OK web potatoes, here's a site for you to have a gander at:
http://news.independent.co.uk/uk/environment/story.jsp?story=378153
'Silent watcher' leaves his wildlife archive to website
By Michael McCarthy Environment Editor
14 February 2003
The stunning wildlife photographs and films of one of Britain's most
remarkable naturalists are to be made available to millions of people
through a new conservation website.
Eric Ashby, known as "the silent watcher", revolutionised the way in
which wildlife was shown on television by filming animals such as deer,
badgers and foxes in entirely natural settings near his home in the New
Forest.
When his debut film The Unknown Forest was broadcast by the BBC in
January 1961 it set a new benchmark for natural history broadcasts, and
won lasting praise, as did a series of films that followed.

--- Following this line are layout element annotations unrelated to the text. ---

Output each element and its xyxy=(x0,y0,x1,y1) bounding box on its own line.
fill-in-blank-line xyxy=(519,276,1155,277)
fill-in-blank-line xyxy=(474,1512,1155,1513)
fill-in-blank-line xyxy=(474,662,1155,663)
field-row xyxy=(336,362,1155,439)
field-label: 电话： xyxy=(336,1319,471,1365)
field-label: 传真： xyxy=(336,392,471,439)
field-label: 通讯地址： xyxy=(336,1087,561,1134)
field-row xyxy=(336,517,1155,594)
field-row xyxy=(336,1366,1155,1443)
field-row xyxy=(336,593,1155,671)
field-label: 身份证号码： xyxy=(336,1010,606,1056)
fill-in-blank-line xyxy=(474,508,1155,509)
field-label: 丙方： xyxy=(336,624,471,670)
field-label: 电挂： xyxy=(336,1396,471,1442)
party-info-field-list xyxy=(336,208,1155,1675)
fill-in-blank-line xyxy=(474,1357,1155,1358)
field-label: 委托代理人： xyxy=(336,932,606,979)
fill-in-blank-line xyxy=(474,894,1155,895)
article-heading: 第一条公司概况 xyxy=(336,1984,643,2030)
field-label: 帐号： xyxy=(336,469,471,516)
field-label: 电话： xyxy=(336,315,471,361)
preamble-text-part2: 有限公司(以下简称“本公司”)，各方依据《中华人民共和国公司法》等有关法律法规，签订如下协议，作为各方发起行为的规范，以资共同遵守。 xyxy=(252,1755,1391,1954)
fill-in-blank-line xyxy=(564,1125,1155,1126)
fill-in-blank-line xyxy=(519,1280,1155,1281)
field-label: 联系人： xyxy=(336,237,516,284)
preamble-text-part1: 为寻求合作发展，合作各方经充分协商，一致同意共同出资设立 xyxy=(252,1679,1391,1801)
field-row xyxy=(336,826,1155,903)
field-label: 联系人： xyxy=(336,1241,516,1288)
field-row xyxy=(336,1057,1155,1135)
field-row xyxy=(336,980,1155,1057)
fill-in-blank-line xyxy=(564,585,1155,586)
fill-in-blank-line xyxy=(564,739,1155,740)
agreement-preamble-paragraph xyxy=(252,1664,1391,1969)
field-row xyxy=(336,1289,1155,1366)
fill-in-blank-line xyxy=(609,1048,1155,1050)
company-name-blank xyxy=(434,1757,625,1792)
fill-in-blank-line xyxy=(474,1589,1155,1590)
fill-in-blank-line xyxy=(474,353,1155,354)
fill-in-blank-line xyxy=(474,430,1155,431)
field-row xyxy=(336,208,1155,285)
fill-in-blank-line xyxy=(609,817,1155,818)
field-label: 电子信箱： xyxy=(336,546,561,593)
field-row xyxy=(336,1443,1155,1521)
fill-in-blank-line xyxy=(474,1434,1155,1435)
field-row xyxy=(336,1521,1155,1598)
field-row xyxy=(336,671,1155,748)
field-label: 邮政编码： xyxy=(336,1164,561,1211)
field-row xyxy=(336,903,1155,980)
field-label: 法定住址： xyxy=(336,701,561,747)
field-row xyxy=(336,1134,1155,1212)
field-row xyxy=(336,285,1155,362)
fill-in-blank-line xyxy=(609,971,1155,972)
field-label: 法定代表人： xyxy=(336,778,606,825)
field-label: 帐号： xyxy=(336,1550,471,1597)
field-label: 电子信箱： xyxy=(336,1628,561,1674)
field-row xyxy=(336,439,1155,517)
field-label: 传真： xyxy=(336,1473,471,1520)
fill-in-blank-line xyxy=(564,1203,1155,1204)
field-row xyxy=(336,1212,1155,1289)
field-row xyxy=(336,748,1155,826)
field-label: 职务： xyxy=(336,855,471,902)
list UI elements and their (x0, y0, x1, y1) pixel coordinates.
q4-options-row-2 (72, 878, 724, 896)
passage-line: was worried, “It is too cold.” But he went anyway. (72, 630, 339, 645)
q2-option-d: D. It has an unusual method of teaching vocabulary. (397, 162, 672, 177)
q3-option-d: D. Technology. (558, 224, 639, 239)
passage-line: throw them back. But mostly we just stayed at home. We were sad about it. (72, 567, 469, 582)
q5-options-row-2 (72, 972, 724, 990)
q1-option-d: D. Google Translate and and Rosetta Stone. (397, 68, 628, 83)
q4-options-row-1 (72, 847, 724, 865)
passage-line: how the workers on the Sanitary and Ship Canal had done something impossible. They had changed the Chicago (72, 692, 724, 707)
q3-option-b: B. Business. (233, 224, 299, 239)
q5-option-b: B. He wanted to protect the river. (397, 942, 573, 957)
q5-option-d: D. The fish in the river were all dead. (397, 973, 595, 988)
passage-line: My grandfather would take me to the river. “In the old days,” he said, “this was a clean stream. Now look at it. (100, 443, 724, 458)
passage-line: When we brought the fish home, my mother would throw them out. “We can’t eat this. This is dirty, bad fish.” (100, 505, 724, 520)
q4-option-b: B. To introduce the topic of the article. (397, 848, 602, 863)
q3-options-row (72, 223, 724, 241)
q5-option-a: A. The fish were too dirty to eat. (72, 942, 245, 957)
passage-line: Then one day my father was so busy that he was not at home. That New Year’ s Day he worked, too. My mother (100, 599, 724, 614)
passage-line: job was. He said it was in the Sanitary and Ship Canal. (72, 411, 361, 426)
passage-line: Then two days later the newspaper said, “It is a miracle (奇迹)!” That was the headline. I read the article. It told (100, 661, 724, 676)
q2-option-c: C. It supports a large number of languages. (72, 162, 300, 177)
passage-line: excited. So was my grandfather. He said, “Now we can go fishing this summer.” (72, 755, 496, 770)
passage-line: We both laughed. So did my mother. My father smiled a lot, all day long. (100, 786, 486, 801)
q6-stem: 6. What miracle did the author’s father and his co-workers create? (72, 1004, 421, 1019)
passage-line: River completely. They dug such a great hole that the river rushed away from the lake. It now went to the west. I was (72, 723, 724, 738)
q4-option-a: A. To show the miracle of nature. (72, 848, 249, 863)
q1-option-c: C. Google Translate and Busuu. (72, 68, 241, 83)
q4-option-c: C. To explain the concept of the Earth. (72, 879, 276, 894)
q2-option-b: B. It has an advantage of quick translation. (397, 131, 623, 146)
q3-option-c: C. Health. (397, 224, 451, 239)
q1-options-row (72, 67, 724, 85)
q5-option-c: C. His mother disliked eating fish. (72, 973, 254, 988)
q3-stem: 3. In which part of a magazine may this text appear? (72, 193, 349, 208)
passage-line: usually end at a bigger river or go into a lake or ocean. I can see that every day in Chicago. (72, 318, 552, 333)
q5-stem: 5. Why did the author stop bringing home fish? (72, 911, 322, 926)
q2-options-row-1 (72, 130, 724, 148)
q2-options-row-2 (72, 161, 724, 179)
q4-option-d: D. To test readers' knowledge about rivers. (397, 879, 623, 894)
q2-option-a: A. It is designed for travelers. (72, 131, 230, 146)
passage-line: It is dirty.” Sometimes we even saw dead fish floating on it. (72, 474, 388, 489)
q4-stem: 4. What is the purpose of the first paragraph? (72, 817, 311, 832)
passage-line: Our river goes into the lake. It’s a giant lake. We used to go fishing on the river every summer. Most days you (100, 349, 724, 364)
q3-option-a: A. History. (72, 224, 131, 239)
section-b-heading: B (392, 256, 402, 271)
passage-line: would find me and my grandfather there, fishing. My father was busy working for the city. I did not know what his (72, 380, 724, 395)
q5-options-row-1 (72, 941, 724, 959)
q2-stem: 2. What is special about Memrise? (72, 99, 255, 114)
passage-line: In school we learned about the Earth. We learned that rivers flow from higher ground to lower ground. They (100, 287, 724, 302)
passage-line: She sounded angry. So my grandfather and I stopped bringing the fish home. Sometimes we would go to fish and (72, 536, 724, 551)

Mr Ashby died last week aged 85, but his legacy is to be celebrated
using technology undreamt of when he first started filming animals as a
teenager. Before his death he gave consent for all his photographs and
moving footage to be digitally copied and made globally accessible by
Arkive, a Bristol-based conservation website recording the images and
sounds of threatened wildlife, which will be launched by Sir David
Attenborough in May.
"Sir Peter Scott called Eric Ashby 'the silent watcher' and by all
accounts he was the most shy and self-effacing man," said Harriet
Nimmo, the Arkive project manager. "But he was always interested in
innovation. He began filming in the early 1930s when it was still quite
rare for ordinary people to have the equipment. He was the first to
capture British wildlife in natural settings, without lights, and he
broke yet more new ground by using colour to shoot a nature television
film. Clearly, he retained his interest in new technology – he was
determined to bequeath his extraordinary collection of photographs,
films, notes and equipment in a way it could be shared by the world."
Arkive researchers are only just starting to assess the full value of
the gift but it has already produced one special contribution to the
website, which has been described as an online Noah's Ark.
"On our very first dip into Mr Ashby's material, we found a perfect
picture of a red-backed shrike on its nest," said Richard Edwards, the
chief researcher. "It is a species which was once found in the New
Forest but sightings now are very rare, and as far as we know it has
been many years since any nested here. Certainly, we've encountered no
other shot like this one. It's a real treasure."
The photograph will be added to the 5,000 stills and 40-plus hours of
moving imagery which will make up the first generation of the Arkive
project, and there are high hopes that Mr Ashby's bequest will contain
further rarities as the research continues.
The Arkive website can be found at www.arkive.org.uk.